Moyens de préserver les édifices d'incendies, et d'empêcher le progrès des flammes
M Piroux, avocat et architecte à Lunéville
1782

Nous avons dit que les habitans du Roussillon faisoient en voûtes plattes les planchers de leurs granges, c'est-à-dire des écuries, des bergeries & des gerbiers. Chez nous ces parties précieuses de nos bâtimens de culture sont des forêts de bois, & comme leur destination est de contenir en grande quantité de la paille & du foin elles sont presque toujours le foyer des incendies les plus désastreux. Une écurie fut le volcan qui réduisit en cendres les trois quarts de la ville de St. Diez (a) ; le feu sortit d'une grange pour dévorer le village de Hadiguy (b); une bergerie a brûlé la grande ferme du Seigneur d'Herbéviller (c), &c. Ne pouvons nous pas comme les industrieux colons des plaines de Ruscino maîtriser ces lieux fatals ? Sommes-nous plus indifférent sur nos fortunes ? Leur génie est-il supérieur au nôtre ? Prouvons le contraire, & qu'une noble émulation nous arrache à l'inertie, à l'indolence routinière; j'ai trop bonne opinion des bénéficiers; des Seigneurs, des riches particuliers pour ne pas espérer de leur part des essais fructueux, & que les cendres encore fumantes qui nous environnent, les malheureux que la flamme a privés de tout & que la misère traîne à nos portes, feront sur les ames honnêtes l'impression que je désire.
Déja un exemple, peut-être unique, existe en Lorraine ; le célèbre Boffrand qui, appellé par le grand Léopold, a répandu dans la province le goût de la bonne architecture, partisan de Palladio dont il a imité les formes pittoresques & le charme des mouvemens, n'a pas oublié la solidité qui fait un des mérites des beaux édifices qu'il nous a laissés.
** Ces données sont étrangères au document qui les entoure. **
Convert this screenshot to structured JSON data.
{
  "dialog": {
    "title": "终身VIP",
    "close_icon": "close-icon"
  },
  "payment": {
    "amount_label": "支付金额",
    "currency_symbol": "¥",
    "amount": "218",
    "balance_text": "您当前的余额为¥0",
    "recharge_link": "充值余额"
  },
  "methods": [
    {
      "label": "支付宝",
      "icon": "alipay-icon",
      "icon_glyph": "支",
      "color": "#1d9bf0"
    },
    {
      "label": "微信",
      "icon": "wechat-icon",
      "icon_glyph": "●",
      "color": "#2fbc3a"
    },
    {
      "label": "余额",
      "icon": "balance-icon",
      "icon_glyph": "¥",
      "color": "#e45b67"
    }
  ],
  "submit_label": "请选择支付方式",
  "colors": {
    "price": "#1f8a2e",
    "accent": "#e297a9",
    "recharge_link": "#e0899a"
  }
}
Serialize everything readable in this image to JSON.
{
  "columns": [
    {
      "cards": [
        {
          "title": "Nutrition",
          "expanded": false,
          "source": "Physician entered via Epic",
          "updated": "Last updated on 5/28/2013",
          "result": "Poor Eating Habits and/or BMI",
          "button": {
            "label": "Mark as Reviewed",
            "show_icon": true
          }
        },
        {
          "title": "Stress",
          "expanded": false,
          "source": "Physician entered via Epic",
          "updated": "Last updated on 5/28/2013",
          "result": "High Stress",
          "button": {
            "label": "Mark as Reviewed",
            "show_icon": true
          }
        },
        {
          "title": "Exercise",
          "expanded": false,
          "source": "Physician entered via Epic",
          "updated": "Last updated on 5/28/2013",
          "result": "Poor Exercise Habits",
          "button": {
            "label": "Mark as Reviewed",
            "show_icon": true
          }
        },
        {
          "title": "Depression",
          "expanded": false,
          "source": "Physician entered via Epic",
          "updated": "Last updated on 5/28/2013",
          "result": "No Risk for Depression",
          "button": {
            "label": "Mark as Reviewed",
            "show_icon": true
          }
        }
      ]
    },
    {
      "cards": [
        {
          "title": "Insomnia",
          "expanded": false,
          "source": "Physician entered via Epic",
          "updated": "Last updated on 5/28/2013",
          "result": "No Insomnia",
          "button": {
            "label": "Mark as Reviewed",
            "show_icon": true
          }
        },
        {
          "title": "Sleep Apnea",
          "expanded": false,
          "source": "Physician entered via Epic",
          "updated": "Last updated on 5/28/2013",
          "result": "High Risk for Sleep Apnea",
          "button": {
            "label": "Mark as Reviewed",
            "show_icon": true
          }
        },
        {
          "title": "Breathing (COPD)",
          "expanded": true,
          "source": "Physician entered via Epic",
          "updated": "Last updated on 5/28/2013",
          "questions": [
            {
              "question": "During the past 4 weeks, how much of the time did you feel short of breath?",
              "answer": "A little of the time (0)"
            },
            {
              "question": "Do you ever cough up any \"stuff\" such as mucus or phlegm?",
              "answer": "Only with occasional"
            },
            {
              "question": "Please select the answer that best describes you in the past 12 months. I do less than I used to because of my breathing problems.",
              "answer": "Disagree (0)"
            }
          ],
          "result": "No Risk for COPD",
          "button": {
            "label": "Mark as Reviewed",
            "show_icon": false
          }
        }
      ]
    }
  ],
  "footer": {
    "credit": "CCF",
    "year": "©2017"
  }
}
Bâtissant le magnifique château de Haroué pour M. le Prince de Craon, il n'a pas dédaigné la basse cour. La main d'un Architecte habile s'apperçoit dans les moindres parties ; il ne fait rien dont il ne puisse rendre raison.
La bergerie [Planche III.] de Craon, voûtée en arcs-de-cloítre, est un modèle que je propose avec confiance. L'exécution en est praticable en tous lieux, & sa dépense n'excédera guères celle des planchers de bois, sur-tout dans les cantons, où le végétal est cher. D'ailleurs on seroit bien dédommagé des avances, par la sécurité d'une part, & de l'autre par la dispense de l'entretien journalier, & du renouvellement chaque quinze ou vingt ans : car c'est le plus long terme de durée que la chaleur & la transpiration de la multitude d'animaux qui habitent ces lieux puissent accorder aux planchers.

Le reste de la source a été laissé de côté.